What I (hopefully) understood from the video, is that these concepts being protocols allows extensions to flatten the related API, removing the need to unwrap each level when they're nested. A concrete example:

extension Optional where Wrapped: Optional {
    func map<B>(_ transform: (Wrapped) -> B) -> Optional<B> {
        switch self {
        case .some(let wrapped): return wrapped.map(transform)
        case .none: return .none
        }
    }
}

When this kind of thing is automatic, you stop having to worry about the huge amounts of generic nesting you get with functional programming, and can unwrap however many levels in one go. Is that the gist of it?

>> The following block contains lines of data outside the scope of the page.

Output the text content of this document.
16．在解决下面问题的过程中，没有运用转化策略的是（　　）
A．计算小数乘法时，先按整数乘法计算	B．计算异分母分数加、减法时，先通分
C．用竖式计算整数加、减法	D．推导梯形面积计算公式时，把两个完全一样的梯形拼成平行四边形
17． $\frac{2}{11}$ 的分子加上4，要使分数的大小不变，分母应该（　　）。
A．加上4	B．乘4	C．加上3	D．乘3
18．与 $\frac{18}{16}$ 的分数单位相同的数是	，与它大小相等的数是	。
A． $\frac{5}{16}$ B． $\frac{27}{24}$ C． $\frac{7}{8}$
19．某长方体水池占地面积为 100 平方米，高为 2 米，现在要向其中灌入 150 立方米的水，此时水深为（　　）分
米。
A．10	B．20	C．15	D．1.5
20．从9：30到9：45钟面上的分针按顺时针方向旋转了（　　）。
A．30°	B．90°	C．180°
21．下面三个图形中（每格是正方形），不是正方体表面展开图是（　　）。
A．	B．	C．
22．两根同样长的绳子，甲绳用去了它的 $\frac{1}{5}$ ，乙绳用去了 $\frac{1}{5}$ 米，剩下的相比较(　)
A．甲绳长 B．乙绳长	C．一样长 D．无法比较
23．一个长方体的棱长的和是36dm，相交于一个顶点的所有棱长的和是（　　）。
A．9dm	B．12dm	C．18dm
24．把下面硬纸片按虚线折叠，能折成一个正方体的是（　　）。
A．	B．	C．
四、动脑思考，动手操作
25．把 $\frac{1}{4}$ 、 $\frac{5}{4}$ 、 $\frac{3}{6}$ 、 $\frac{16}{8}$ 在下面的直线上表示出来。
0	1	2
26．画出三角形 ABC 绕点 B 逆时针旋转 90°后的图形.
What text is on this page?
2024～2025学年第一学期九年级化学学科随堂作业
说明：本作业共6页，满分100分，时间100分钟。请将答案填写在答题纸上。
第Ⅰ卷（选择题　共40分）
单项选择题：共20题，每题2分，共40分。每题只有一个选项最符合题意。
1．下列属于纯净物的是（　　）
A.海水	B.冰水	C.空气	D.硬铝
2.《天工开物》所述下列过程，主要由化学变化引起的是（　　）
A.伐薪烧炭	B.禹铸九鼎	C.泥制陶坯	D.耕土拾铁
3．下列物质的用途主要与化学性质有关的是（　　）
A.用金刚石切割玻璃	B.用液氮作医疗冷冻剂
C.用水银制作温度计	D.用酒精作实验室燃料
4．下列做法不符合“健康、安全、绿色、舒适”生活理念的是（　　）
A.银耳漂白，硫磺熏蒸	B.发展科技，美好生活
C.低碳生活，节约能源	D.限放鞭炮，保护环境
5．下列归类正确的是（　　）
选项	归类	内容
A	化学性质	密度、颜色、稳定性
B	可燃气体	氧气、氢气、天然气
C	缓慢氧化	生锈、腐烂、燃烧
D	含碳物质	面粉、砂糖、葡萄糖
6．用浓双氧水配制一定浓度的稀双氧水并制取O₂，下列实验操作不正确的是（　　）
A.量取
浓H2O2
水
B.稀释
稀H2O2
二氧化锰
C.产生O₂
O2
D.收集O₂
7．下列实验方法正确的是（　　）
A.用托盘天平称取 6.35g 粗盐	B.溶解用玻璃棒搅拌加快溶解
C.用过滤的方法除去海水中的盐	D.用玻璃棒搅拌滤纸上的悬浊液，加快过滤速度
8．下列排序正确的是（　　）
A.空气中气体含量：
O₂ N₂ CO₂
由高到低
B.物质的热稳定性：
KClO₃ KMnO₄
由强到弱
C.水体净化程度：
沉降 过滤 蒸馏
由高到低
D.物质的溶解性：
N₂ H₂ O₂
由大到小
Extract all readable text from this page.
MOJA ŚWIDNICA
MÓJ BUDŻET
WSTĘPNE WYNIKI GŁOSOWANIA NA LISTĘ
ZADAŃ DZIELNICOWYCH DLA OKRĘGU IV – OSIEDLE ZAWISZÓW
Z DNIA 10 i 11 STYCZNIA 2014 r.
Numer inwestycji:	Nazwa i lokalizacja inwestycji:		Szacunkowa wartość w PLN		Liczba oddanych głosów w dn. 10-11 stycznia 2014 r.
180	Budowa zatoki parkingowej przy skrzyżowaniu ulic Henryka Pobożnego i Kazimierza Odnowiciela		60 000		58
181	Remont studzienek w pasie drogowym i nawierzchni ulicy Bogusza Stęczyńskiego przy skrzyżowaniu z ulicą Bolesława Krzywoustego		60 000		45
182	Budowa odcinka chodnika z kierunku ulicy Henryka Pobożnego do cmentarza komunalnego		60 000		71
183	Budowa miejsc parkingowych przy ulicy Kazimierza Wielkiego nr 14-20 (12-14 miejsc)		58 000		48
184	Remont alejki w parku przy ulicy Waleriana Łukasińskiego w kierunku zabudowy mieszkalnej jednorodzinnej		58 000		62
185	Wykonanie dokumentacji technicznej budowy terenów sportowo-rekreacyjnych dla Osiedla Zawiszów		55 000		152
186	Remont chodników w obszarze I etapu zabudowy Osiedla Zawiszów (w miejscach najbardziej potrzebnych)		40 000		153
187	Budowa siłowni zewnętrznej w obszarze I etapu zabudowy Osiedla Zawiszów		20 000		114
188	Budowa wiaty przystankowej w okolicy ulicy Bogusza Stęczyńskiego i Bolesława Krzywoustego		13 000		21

I would say that "side effect" means "modifying state outside a local scope", like for example mutating an object passed as input, or a global variable. "Effectful" in general means this but also more, like reading from a global mutable state, or passing some state around from context to context. Monads are a tool to model these kinds of things, in a way that turns impure functions into pure ones, and allows better and easier reasoning about code (assuming that one knows what those monads mean, of course).

A very simple example is an if statement over a "nullable" value: if I check for the value's existence, and enter a branch of my if, there's literally no other way for me to do something actually useful in my program than mutating some external variable in the outer scope. That's why Optional exist: I can model the idea that a value exists or not, and keep working like it did, maintaining purity in functions.